×
ASYA
14.10.2022
Çeviri: HASAN YALVAÇ

ANALİZ

Modi ve Hindu Milliyetçiliğinin Yükselişi

Başbakan Modi'nin “Hindistan'ı kaderiyle buluşturma” vizyonu çok sarsıcı: Görkemli bir Hindu medeniyeti, yabancı istilalar, giderek daha fazlasını talep eden azınlıklar ve bunlara ders vermeye hazır güçlü bir lider.
MAHATMA GANDİ'NİN Gucerat/Ahmedabad'da bulunan nehir kenarındaki ünlü inziva yerinde, onun çoğunlukçuluğa karşı duruşunu anlatan bir poster var: “‘En büyük sayı için en büyük iyi’ doktrinine inanmıyorum. Bu, tüm çıplaklığıyla, yüzde elli birin sözde iyiliğine ulaşmak için yüzde kırk dokuzun çıkarının feda edilebileceği, daha doğrusu edilmesi gerektiği anlamına geliyor. Bu acımasız doktrin insanlığa büyük zararlar verdi.” 
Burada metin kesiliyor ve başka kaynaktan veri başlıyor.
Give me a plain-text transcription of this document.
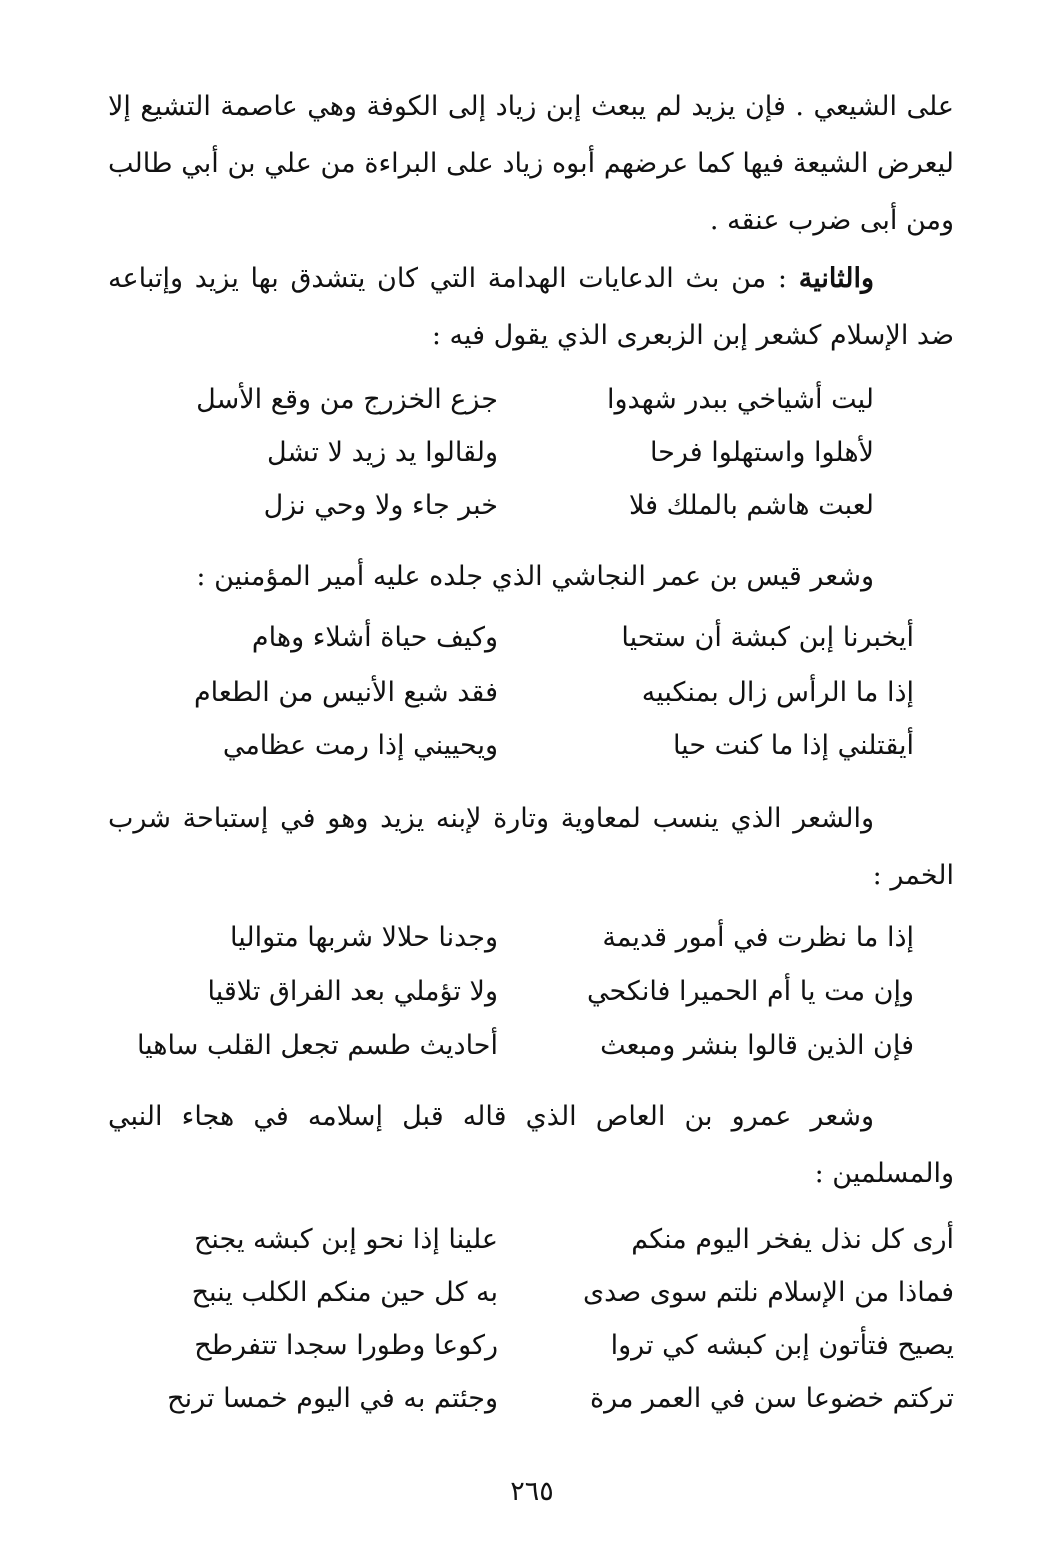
على الشيعي . فإن يزيد لم يبعث إبن زياد إلى الكوفة وهي عاصمة التشيع إلا ليعرض الشيعة فيها كما عرضهم أبوه زياد على البراءة من علي بن أبي طالب ومن أبى ضرب عنقه .

والثانية : من بث الدعايات الهدامة التي كان يتشدق بها يزيد وإتباعه ضد الإسلام كشعر إبن الزبعرى الذي يقول فيه :

ليت أشياخي ببدر شهدوا
جزع الخزرج من وقع الأسل
لأهلوا واستهلوا فرحا
ولقالوا يد زيد لا تشل
لعبت هاشم بالملك فلا
خبر جاء ولا وحي نزل

وشعر قيس بن عمر النجاشي الذي جلده عليه أمير المؤمنين :

أيخبرنا إبن كبشة أن ستحيا
وكيف حياة أشلاء وهام
إذا ما الرأس زال بمنكبيه
فقد شبع الأنيس من الطعام
أيقتلني إذا ما كنت حيا
ويحييني إذا رمت عظامي

والشعر الذي ينسب لمعاوية وتارة لإبنه يزيد وهو في إستباحة شرب الخمر :

إذا ما نظرت في أمور قديمة
وجدنا حلالا شربها متواليا
وإن مت يا أم الحميرا فانكحي
ولا تؤملي بعد الفراق تلاقيا
فإن الذين قالوا بنشر ومبعث
أحاديث طسم تجعل القلب ساهيا

وشعر عمرو بن العاص الذي قاله قبل إسلامه في هجاء النبي والمسلمين :

أرى كل نذل يفخر اليوم منكم
علينا إذا نحو إبن كبشه يجنح
فماذا من الإسلام نلتم سوى صدى
به كل حين منكم الكلب ينبح
يصيح فتأتون إبن كبشه كي تروا
ركوعا وطورا سجدا تتفرطح
تركتم خضوعا سن في العمر مرة
وجئتم به في اليوم خمسا ترنح
٢٦٥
Bu alıntı, tarihçi Aishwary Kumar'ın ifadesiyle, Gandi'nin “ahlaki ve sosyal ilişkilerde koşulsuz bir eşitlik olmadan siyasi yaşamın düşünülemeyeceği” inancını yansıtıyor. Hindistan'ın dini eşitliğe olan bağlılığı bağımsızlık sonrası dönemde jeopolitik bir önem kazanmıştı. Zira Pakistan, Hint milliyetçiliğinin “farklı” bir versiyonunu teşkil ediyordu ve Hindistan’ın dini eşitliği, bölünme sonrasında Pakistan'a gitmek yerine “laik” Hindistan'da kalmayı tercih eden Müslümanların doğru karar verdiklerini göstermek açısından önemliydi. Ancak ülkede Kongre'nin benimsediği sömürgecilik karşıtlığına dayalı, laik milliyetçilik anlayışı her zaman meydan okumalarla karşılaştı. Pakistan'ı yaratan Müslüman ayrılıkçılığı Keşmir'de gelişmeye devam edecekti. Diğer tarafta Hindu milliyetçiliği vardı. Vaktiyle Hindistan'ın en büyük evladı Gandi’ye sahip çıkan Gucerat eyaleti, Narendra Modi'yi de yetiştirecekti.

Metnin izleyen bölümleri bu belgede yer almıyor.